A 510(k) requires demonstration of substantial equivalence to another legally U.S. marketed device. Substantial equivalence means that the new device is at least as safe and effective as the predicate.

A device is substantially equivalent if, in comparison to a predicate it:

has the same intended use as the predicate; and has the same technological characteristics as the predicate; or has the same intended use as the predicate; and has different technological characteristics and does not raise different questions of safety and effectiveness; and the information submitted to FDA demonstrates that the device is at least as safe and effective as the legally marketed device. A claim of substantial equivalence does not mean the new and predicate devices must be identical. Substantial equivalence is established with respect to intended use, design, energy used or delivered, materials, chemical composition, manufacturing process, performance, safety, effectiveness, labeling, biocompatibility, standards, and other characteristics, as applicable.
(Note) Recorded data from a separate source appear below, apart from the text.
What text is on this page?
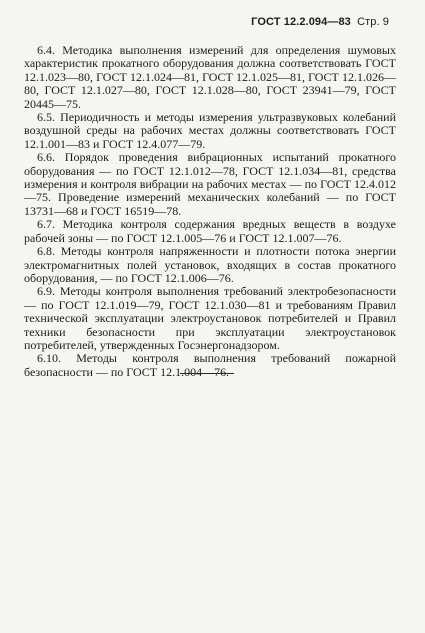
ГОСТ 12.2.094—83 Стр. 9

6.4. Методика выполнения измерений для определения шумовых характеристик прокатного оборудования должна соответствовать ГОСТ 12.1.023—80, ГОСТ 12.1.024—81, ГОСТ 12.1.025—81, ГОСТ 12.1.026—80, ГОСТ 12.1.027—80, ГОСТ 12.1.028—80, ГОСТ 23941—79, ГОСТ 20445—75.

6.5. Периодичность и методы измерения ультразвуковых колебаний воздушной среды на рабочих местах должны соответствовать ГОСТ 12.1.001—83 и ГОСТ 12.4.077—79.

6.6. Порядок проведения вибрационных испытаний прокатного оборудования — по ГОСТ 12.1.012—78, ГОСТ 12.1.034—81, средства измерения и контроля вибрации на рабочих местах — по ГОСТ 12.4.012—75. Проведение измерений механических колебаний — по ГОСТ 13731—68 и ГОСТ 16519—78.

6.7. Методика контроля содержания вредных веществ в воздухе рабочей зоны — по ГОСТ 12.1.005—76 и ГОСТ 12.1.007—76.

6.8. Методы контроля напряженности и плотности потока энергии электромагнитных полей установок, входящих в состав прокатного оборудования, — по ГОСТ 12.1.006—76.

6.9. Методы контроля выполнения требований электробезопасности — по ГОСТ 12.1.019—79, ГОСТ 12.1.030—81 и требованиям Правил технической эксплуатации электроустановок потребителей и Правил техники безопасности при эксплуатации электроустановок потребителей, утвержденных Госэнергонадзором.

6.10. Методы контроля выполнения требований пожарной безопасности — по ГОСТ 12.1.004—76.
Only if your intended use also remains the same (i.e. for detecting wrist fractures).


No, it's contingent on what exactly the classifier does and how independent of third party clinical judgement it is. The more hands off the clinician is, the more dangerous a false negative is, and the more time sensitive the result is, the more likely your diagnostic is going to be class 3.

I would naively expect the bulk of new low risk ML product submissions to be de Novo submissions due to lack of real precedent.


As someone who has had to deal with a hard to read break in an x-ray this is great news.

Had the ER docs had this available I wouldn't have had to sit in agonizing pain and uncertainty for a day before getting into see a surgeon.

It wasn't wrist related, but it seems like the application of this to other stuff is not far off.

Very good news


Url changed from https://interestingengineering.com/fda-approves-ai-tool-that..., which unless I'm missing something is cribbed entirely from this press release.


And in another 5-10 years insurance might approve it. Until then it'll probably be a cash price of anywhere from $400-$4000 like the cost of an MRI.


>And in another 5-10 years insurance might approve it

Not sure why you think that, but I work in a similar field and I promise you you're wrong.


Because we totally use MRIs to detect wrist fractures.


This is a tool for use by doctors, it's not going to be billed for separately.